Mallika Chennupaty as a child
Anjana: Literally, I’ll wake up on a Saturday morning, and I'll be like I have no homework to do. It's still a new feeling for me. It's weird. I started embroidering because I have nothing to do.
Mallika: That's crazy. What about balance now that you are not in college, you're working full time.
Anjana: Someone recently told me this interesting thing about work/life balance: it never really exists in general. It's more about which one you're prioritizing at any given time. Yeah, sometimes it'll be like, Oh, I have a family commitment so I'm going to shut off work and go do that, and other times it will be like, Hey, I can't go hang out with my friends today because there's a bunch of stuff I'm gonna take care of at work. It's been a busy few weeks and I have to do it so it's like, it's always kind of shifting, which I thought was a really cool way [of describing it].
Mallika: Before we go, I want to ask about the future. Any plans on the way, milestones… if you don't have any that's totally okay too because, you know, live in the moment or whatever!

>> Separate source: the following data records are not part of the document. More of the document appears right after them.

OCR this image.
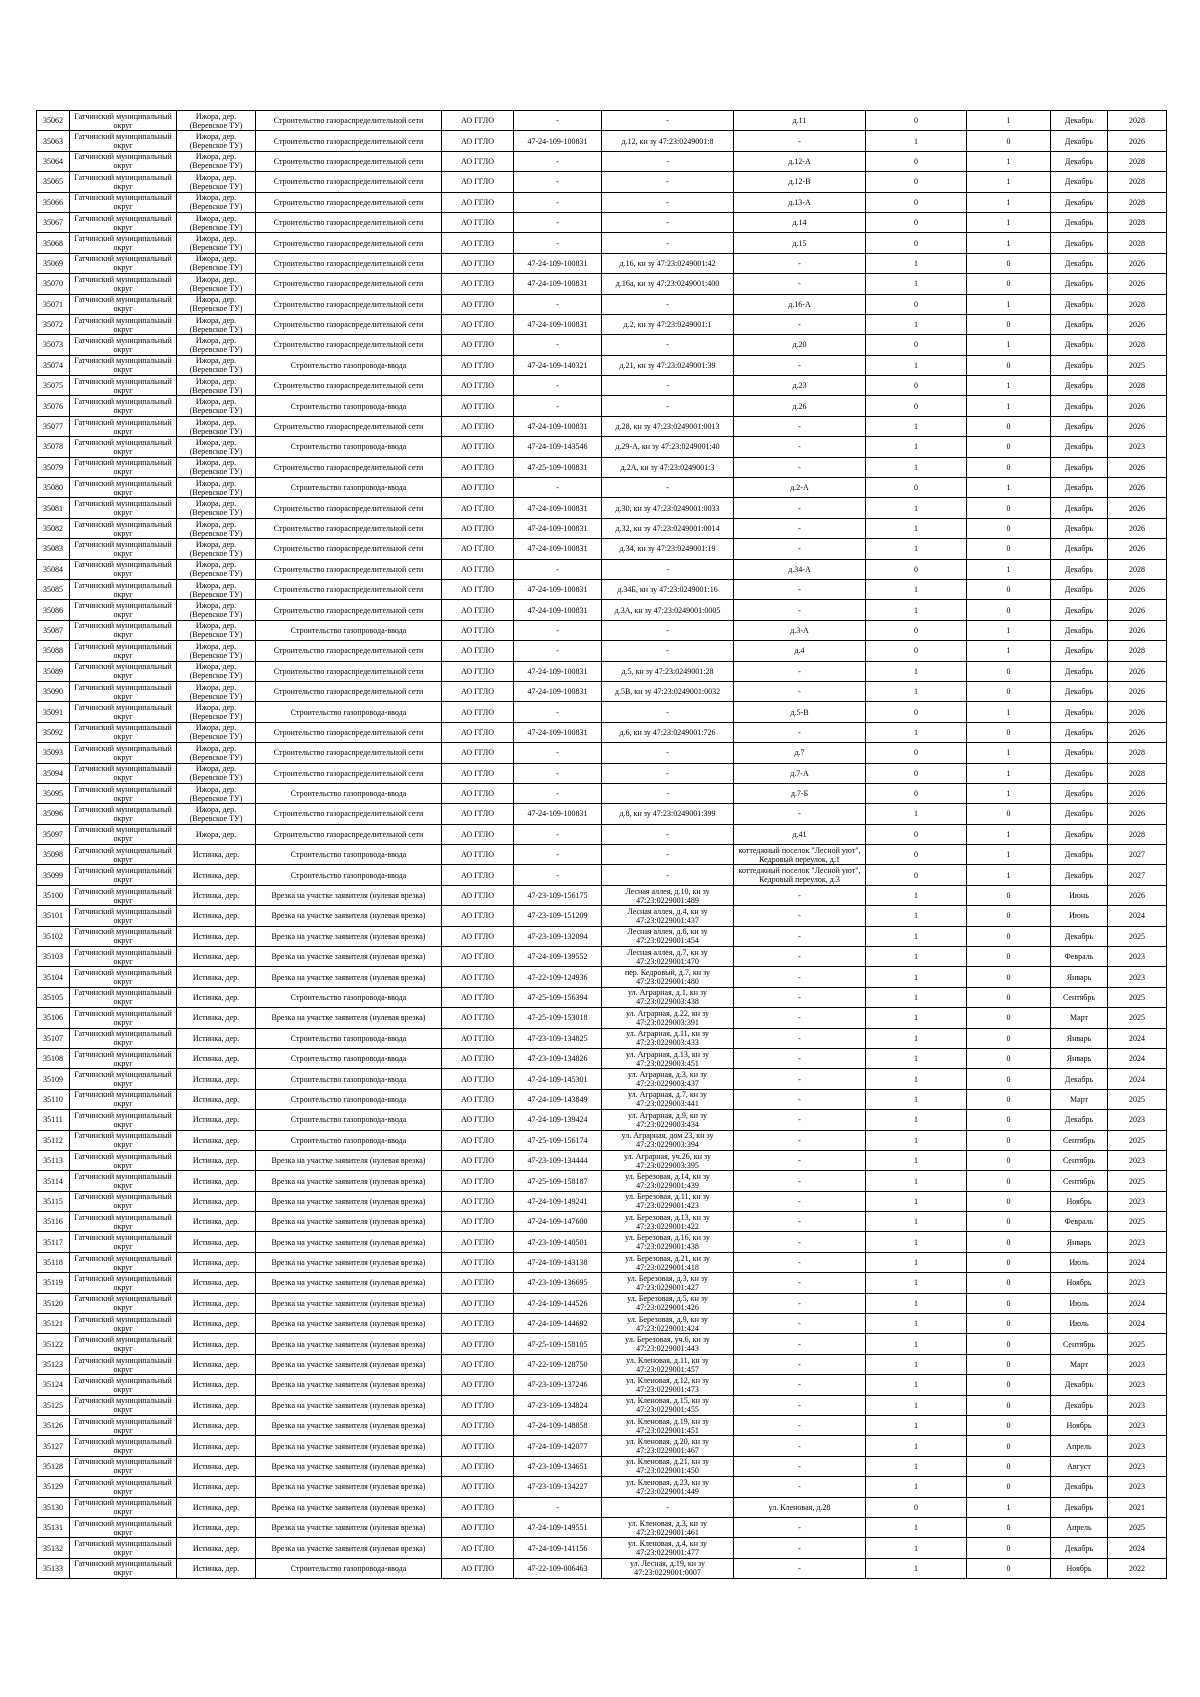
35062	Гатчинский муниципальный округ	Ижора, дер. (Веревское ТУ)	Строительство газораспределительной сети	АО ГГЛО	-	-	д.11	0	1	Декабрь	2028
35063	Гатчинский муниципальный округ	Ижора, дер. (Веревское ТУ)	Строительство газораспределительной сети	АО ГГЛО	47-24-109-100831	д.12, кн зу 47:23:0249001:8	-	1	0	Декабрь	2026
35064	Гатчинский муниципальный округ	Ижора, дер. (Веревское ТУ)	Строительство газораспределительной сети	АО ГГЛО	-	-	д.12-А	0	1	Декабрь	2028
35065	Гатчинский муниципальный округ	Ижора, дер. (Веревское ТУ)	Строительство газораспределительной сети	АО ГГЛО	-	-	д.12-В	0	1	Декабрь	2028
35066	Гатчинский муниципальный округ	Ижора, дер. (Веревское ТУ)	Строительство газораспределительной сети	АО ГГЛО	-	-	д.13-А	0	1	Декабрь	2028
35067	Гатчинский муниципальный округ	Ижора, дер. (Веревское ТУ)	Строительство газораспределительной сети	АО ГГЛО	-	-	д.14	0	1	Декабрь	2028
35068	Гатчинский муниципальный округ	Ижора, дер. (Веревское ТУ)	Строительство газораспределительной сети	АО ГГЛО	-	-	д.15	0	1	Декабрь	2028
35069	Гатчинский муниципальный округ	Ижора, дер. (Веревское ТУ)	Строительство газораспределительной сети	АО ГГЛО	47-24-109-100831	д.16, кн зу 47:23:0249001:42	-	1	0	Декабрь	2026
35070	Гатчинский муниципальный округ	Ижора, дер. (Веревское ТУ)	Строительство газораспределительной сети	АО ГГЛО	47-24-109-100831	д.16а, кн зу 47:23:0249001:400	-	1	0	Декабрь	2026
35071	Гатчинский муниципальный округ	Ижора, дер. (Веревское ТУ)	Строительство газораспределительной сети	АО ГГЛО	-	-	д.16-А	0	1	Декабрь	2028
35072	Гатчинский муниципальный округ	Ижора, дер. (Веревское ТУ)	Строительство газораспределительной сети	АО ГГЛО	47-24-109-100831	д.2, кн зу 47:23:0249001:1	-	1	0	Декабрь	2026
35073	Гатчинский муниципальный округ	Ижора, дер. (Веревское ТУ)	Строительство газораспределительной сети	АО ГГЛО	-	-	д.20	0	1	Декабрь	2028
35074	Гатчинский муниципальный округ	Ижора, дер. (Веревское ТУ)	Строительство газопровода-ввода	АО ГГЛО	47-24-109-140321	д.21, кн зу 47:23:0249001:39	-	1	0	Декабрь	2025
35075	Гатчинский муниципальный округ	Ижора, дер. (Веревское ТУ)	Строительство газораспределительной сети	АО ГГЛО	-	-	д.23	0	1	Декабрь	2028
35076	Гатчинский муниципальный округ	Ижора, дер. (Веревское ТУ)	Строительство газопровода-ввода	АО ГГЛО	-	-	д.26	0	1	Декабрь	2026
35077	Гатчинский муниципальный округ	Ижора, дер. (Веревское ТУ)	Строительство газораспределительной сети	АО ГГЛО	47-24-109-100831	д.28, кн зу 47:23:0249001:0013	-	1	0	Декабрь	2026
35078	Гатчинский муниципальный округ	Ижора, дер. (Веревское ТУ)	Строительство газопровода-ввода	АО ГГЛО	47-24-109-143546	д.29-А, кн зу 47:23:0249001:40	-	1	0	Декабрь	2023
35079	Гатчинский муниципальный округ	Ижора, дер. (Веревское ТУ)	Строительство газораспределительной сети	АО ГГЛО	47-25-109-100831	д.2А, кн зу 47:23:0249001:3	-	1	0	Декабрь	2026
35080	Гатчинский муниципальный округ	Ижора, дер. (Веревское ТУ)	Строительство газопровода-ввода	АО ГГЛО	-	-	д.2-А	0	1	Декабрь	2026
35081	Гатчинский муниципальный округ	Ижора, дер. (Веревское ТУ)	Строительство газораспределительной сети	АО ГГЛО	47-24-109-100831	д.30, кн зу 47:23:0249001:0033	-	1	0	Декабрь	2026
35082	Гатчинский муниципальный округ	Ижора, дер. (Веревское ТУ)	Строительство газораспределительной сети	АО ГГЛО	47-24-109-100831	д.32, кн зу 47:23:0249001:0014	-	1	0	Декабрь	2026
35083	Гатчинский муниципальный округ	Ижора, дер. (Веревское ТУ)	Строительство газораспределительной сети	АО ГГЛО	47-24-109-100831	д.34, кн зу 47:23:0249001:19	-	1	0	Декабрь	2026
35084	Гатчинский муниципальный округ	Ижора, дер. (Веревское ТУ)	Строительство газораспределительной сети	АО ГГЛО	-	-	д.34-А	0	1	Декабрь	2028
35085	Гатчинский муниципальный округ	Ижора, дер. (Веревское ТУ)	Строительство газораспределительной сети	АО ГГЛО	47-24-109-100831	д.34Б, кн зу 47:23:0249001:16	-	1	0	Декабрь	2026
35086	Гатчинский муниципальный округ	Ижора, дер. (Веревское ТУ)	Строительство газораспределительной сети	АО ГГЛО	47-24-109-100831	д.3А, кн зу 47:23:0249001:0005	-	1	0	Декабрь	2026
35087	Гатчинский муниципальный округ	Ижора, дер. (Веревское ТУ)	Строительство газопровода-ввода	АО ГГЛО	-	-	д.3-А	0	1	Декабрь	2026
35088	Гатчинский муниципальный округ	Ижора, дер. (Веревское ТУ)	Строительство газораспределительной сети	АО ГГЛО	-	-	д.4	0	1	Декабрь	2028
35089	Гатчинский муниципальный округ	Ижора, дер. (Веревское ТУ)	Строительство газораспределительной сети	АО ГГЛО	47-24-109-100831	д.5, кн зу 47:23:0249001:28	-	1	0	Декабрь	2026
35090	Гатчинский муниципальный округ	Ижора, дер. (Веревское ТУ)	Строительство газораспределительной сети	АО ГГЛО	47-24-109-100831	д.5В, кн зу 47:23:0249001:0032	-	1	0	Декабрь	2026
35091	Гатчинский муниципальный округ	Ижора, дер. (Веревское ТУ)	Строительство газопровода-ввода	АО ГГЛО	-	-	д.5-В	0	1	Декабрь	2026
35092	Гатчинский муниципальный округ	Ижора, дер. (Веревское ТУ)	Строительство газораспределительной сети	АО ГГЛО	47-24-109-100831	д.6, кн зу 47:23:0249001:726	-	1	0	Декабрь	2026
35093	Гатчинский муниципальный округ	Ижора, дер. (Веревское ТУ)	Строительство газораспределительной сети	АО ГГЛО	-	-	д.7	0	1	Декабрь	2028
35094	Гатчинский муниципальный округ	Ижора, дер. (Веревское ТУ)	Строительство газораспределительной сети	АО ГГЛО	-	-	д.7-А	0	1	Декабрь	2028
35095	Гатчинский муниципальный округ	Ижора, дер. (Веревское ТУ)	Строительство газопровода-ввода	АО ГГЛО	-	-	д.7-Б	0	1	Декабрь	2026
35096	Гатчинский муниципальный округ	Ижора, дер. (Веревское ТУ)	Строительство газораспределительной сети	АО ГГЛО	47-24-109-100831	д.8, кн зу 47:23:0249001:399	-	1	0	Декабрь	2026
35097	Гатчинский муниципальный округ	Ижора, дер.	Строительство газораспределительной сети	АО ГГЛО	-	-	д.41	0	1	Декабрь	2028
35098	Гатчинский муниципальный округ	Истинка, дер.	Строительство газопровода-ввода	АО ГГЛО	-	-	коттеджный поселок "Лесной уют", Кедровый переулок, д.1	0	1	Декабрь	2027
35099	Гатчинский муниципальный округ	Истинка, дер.	Строительство газопровода-ввода	АО ГГЛО	-	-	коттеджный поселок "Лесной уют", Кедровый переулок, д.3	0	1	Декабрь	2027
35100	Гатчинский муниципальный округ	Истинка, дер.	Врезка на участке заявителя (нулевая врезка)	АО ГГЛО	47-23-109-156175	Лесная аллея, д.10, кн зу 47:23:0229001:489	-	1	0	Июнь	2026
35101	Гатчинский муниципальный округ	Истинка, дер.	Врезка на участке заявителя (нулевая врезка)	АО ГГЛО	47-23-109-151209	Лесная аллея, д.4, кн зу 47:23:0229001:437	-	1	0	Июнь	2024
35102	Гатчинский муниципальный округ	Истинка, дер.	Врезка на участке заявителя (нулевая врезка)	АО ГГЛО	47-23-109-132094	Лесная аллея, д.6, кн зу 47:23:0229001:454	-	1	0	Декабрь	2025
35103	Гатчинский муниципальный округ	Истинка, дер.	Врезка на участке заявителя (нулевая врезка)	АО ГГЛО	47-24-109-139552	Лесная аллея, д.7, кн зу 47:23:0229001:470	-	1	0	Февраль	2023
35104	Гатчинский муниципальный округ	Истинка, дер.	Врезка на участке заявителя (нулевая врезка)	АО ГГЛО	47-22-109-124936	пер. Кедровый, д.7, кн зу 47:23:0229001:480	-	1	0	Январь	2023
35105	Гатчинский муниципальный округ	Истинка, дер.	Строительство газопровода-ввода	АО ГГЛО	47-25-109-156394	ул. Аграрная, д.1, кн зу 47:23:0229003:438	-	1	0	Сентябрь	2025
35106	Гатчинский муниципальный округ	Истинка, дер.	Врезка на участке заявителя (нулевая врезка)	АО ГГЛО	47-25-109-153018	ул. Аграрная, д.22, кн зу 47:23:0229003:391	-	1	0	Март	2025
35107	Гатчинский муниципальный округ	Истинка, дер.	Строительство газопровода-ввода	АО ГГЛО	47-23-109-134825	ул. Аграрная, д.11, кн зу 47:23:0229003:433	-	1	0	Январь	2024
35108	Гатчинский муниципальный округ	Истинка, дер.	Строительство газопровода-ввода	АО ГГЛО	47-23-109-134826	ул. Аграрная, д.13, кн зу 47:23:0229003:451	-	1	0	Январь	2024
35109	Гатчинский муниципальный округ	Истинка, дер.	Строительство газопровода-ввода	АО ГГЛО	47-24-109-145301	ул. Аграрная, д.3, кн зу 47:23:0229003:437	-	1	0	Декабрь	2024
35110	Гатчинский муниципальный округ	Истинка, дер.	Строительство газопровода-ввода	АО ГГЛО	47-24-109-143849	ул. Аграрная, д.7, кн зу 47:23:0229003:441	-	1	0	Март	2025
35111	Гатчинский муниципальный округ	Истинка, дер.	Строительство газопровода-ввода	АО ГГЛО	47-24-109-139424	ул. Аграрная, д.9, кн зу 47:23:0229003:434	-	1	0	Декабрь	2023
35112	Гатчинский муниципальный округ	Истинка, дер.	Строительство газопровода-ввода	АО ГГЛО	47-25-109-156174	ул. Аграрная, дом 23, кн зу 47:23:0229003:394	-	1	0	Сентябрь	2025
35113	Гатчинский муниципальный округ	Истинка, дер.	Врезка на участке заявителя (нулевая врезка)	АО ГГЛО	47-23-109-134444	ул. Аграрная, уч.26, кн зу 47:23:0229003:395	-	1	0	Сентябрь	2023
35114	Гатчинский муниципальный округ	Истинка, дер.	Врезка на участке заявителя (нулевая врезка)	АО ГГЛО	47-25-109-158187	ул. Березовая, д.14, кн зу 47:23:0229001:439	-	1	0	Сентябрь	2025
35115	Гатчинский муниципальный округ	Истинка, дер.	Врезка на участке заявителя (нулевая врезка)	АО ГГЛО	47-24-109-149241	ул. Березовая, д.11, кн зу 47:23:0229001:423	-	1	0	Ноябрь	2023
35116	Гатчинский муниципальный округ	Истинка, дер.	Врезка на участке заявителя (нулевая врезка)	АО ГГЛО	47-24-109-147600	ул. Березовая, д.13, кн зу 47:23:0229001:422	-	1	0	Февраль	2025
35117	Гатчинский муниципальный округ	Истинка, дер.	Врезка на участке заявителя (нулевая врезка)	АО ГГЛО	47-23-109-140501	ул. Березовая, д.16, кн зу 47:23:0229001:438	-	1	0	Январь	2023
35118	Гатчинский муниципальный округ	Истинка, дер.	Врезка на участке заявителя (нулевая врезка)	АО ГГЛО	47-24-109-143138	ул. Березовая, д.21, кн зу 47:23:0229001:418	-	1	0	Июль	2024
35119	Гатчинский муниципальный округ	Истинка, дер.	Врезка на участке заявителя (нулевая врезка)	АО ГГЛО	47-23-109-136695	ул. Березовая, д.3, кн зу 47:23:0229001:427	-	1	0	Ноябрь	2023
35120	Гатчинский муниципальный округ	Истинка, дер.	Врезка на участке заявителя (нулевая врезка)	АО ГГЛО	47-24-109-144526	ул. Березовая, д.5, кн зу 47:23:0229001:426	-	1	0	Июль	2024
35121	Гатчинский муниципальный округ	Истинка, дер.	Врезка на участке заявителя (нулевая врезка)	АО ГГЛО	47-24-109-144692	ул. Березовая, д.9, кн зу 47:23:0229001:424	-	1	0	Июль	2024
35122	Гатчинский муниципальный округ	Истинка, дер.	Врезка на участке заявителя (нулевая врезка)	АО ГГЛО	47-25-109-158105	ул. Березовая, уч.6, кн зу 47:23:0229001:443	-	1	0	Сентябрь	2025
35123	Гатчинский муниципальный округ	Истинка, дер.	Врезка на участке заявителя (нулевая врезка)	АО ГГЛО	47-22-109-128750	ул. Кленовая, д.11, кн зу 47:23:0229001:457	-	1	0	Март	2023
35124	Гатчинский муниципальный округ	Истинка, дер.	Врезка на участке заявителя (нулевая врезка)	АО ГГЛО	47-23-109-137246	ул. Кленовая, д.12, кн зу 47:23:0229001:473	-	1	0	Декабрь	2023
35125	Гатчинский муниципальный округ	Истинка, дер.	Врезка на участке заявителя (нулевая врезка)	АО ГГЛО	47-23-109-134824	ул. Кленовая, д.15, кн зу 47:23:0229001:455	-	1	0	Декабрь	2023
35126	Гатчинский муниципальный округ	Истинка, дер.	Врезка на участке заявителя (нулевая врезка)	АО ГГЛО	47-24-109-148858	ул. Кленовая, д.19, кн зу 47:23:0229001:451	-	1	0	Ноябрь	2023
35127	Гатчинский муниципальный округ	Истинка, дер.	Врезка на участке заявителя (нулевая врезка)	АО ГГЛО	47-24-109-142077	ул. Кленовая, д.20, кн зу 47:23:0229001:467	-	1	0	Апрель	2023
35128	Гатчинский муниципальный округ	Истинка, дер.	Врезка на участке заявителя (нулевая врезка)	АО ГГЛО	47-23-109-134651	ул. Кленовая, д.21, кн зу 47:23:0229001:450	-	1	0	Август	2023
35129	Гатчинский муниципальный округ	Истинка, дер.	Врезка на участке заявителя (нулевая врезка)	АО ГГЛО	47-23-109-134227	ул. Кленовая, д.23, кн зу 47:23:0229001:449	-	1	0	Декабрь	2023
35130	Гатчинский муниципальный округ	Истинка, дер.	Врезка на участке заявителя (нулевая врезка)	АО ГГЛО	-	-	ул. Кленовая, д.28	0	1	Декабрь	2021
35131	Гатчинский муниципальный округ	Истинка, дер.	Врезка на участке заявителя (нулевая врезка)	АО ГГЛО	47-24-109-149551	ул. Кленовая, д.3, кн зу 47:23:0229001:461	-	1	0	Апрель	2025
35132	Гатчинский муниципальный округ	Истинка, дер.	Врезка на участке заявителя (нулевая врезка)	АО ГГЛО	47-24-109-141156	ул. Кленовая, д.4, кн зу 47:23:0229001:477	-	1	0	Декабрь	2024
35133	Гатчинский муниципальный округ	Истинка, дер.	Строительство газопровода-ввода	АО ГГЛО	47-22-109-006463	ул. Лесная, д.19, кн зу 47:23:0229001:0007	-	1	0	Ноябрь	2022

Anjana: I've been thinking about this a lot. I'm currently trying to get a master's in data science or business analytics so there's more opportunities to do tech and storytelling within other industries in places like YouTube and Apple. All these places are doing a lot of really cool, pretty underrated stuff that I want to tap into, and then I'll be getting my MBA in a few years. So that'll be fun. But yeah, in the meantime I'm kind of just trying to explore more, doing the best I can in my current job, following this track and also making more time to like to write, for example, all the time because that's what I'm trying to practice right now. It's really hard [because] you work like 10 hours a day and then you're like, Oh my god, I have to sit and write, and writing half the time for me is like pulling teeth… Yeah, so figuring out that balance a little bit better is what I'm aiming for. But also, I'm just trying to branch out as much as possible… do you have anything else that you're thinking of doing in the future, or for senior year? Let's start with senior year!
Mallika: I’m gonna give less shits about school work because the grades don’t matter. So I think my goal for this year is just to get this book done and out there and see how it goes. It's been on my mind a lot, but it's one of the most fulfilling things that I think I've done. Not even because it's for me, but I also genuinely believe that it will help other people to see there's no one set guide or rule for anything. I think the more you read about other people and what they've done, and how they got to where they are the more info [you] have.
Thank you so much for sitting down with me!
Anjana: Hey, thanks for asking me, this was super fun! Have a really good senior year. Properly enjoy it.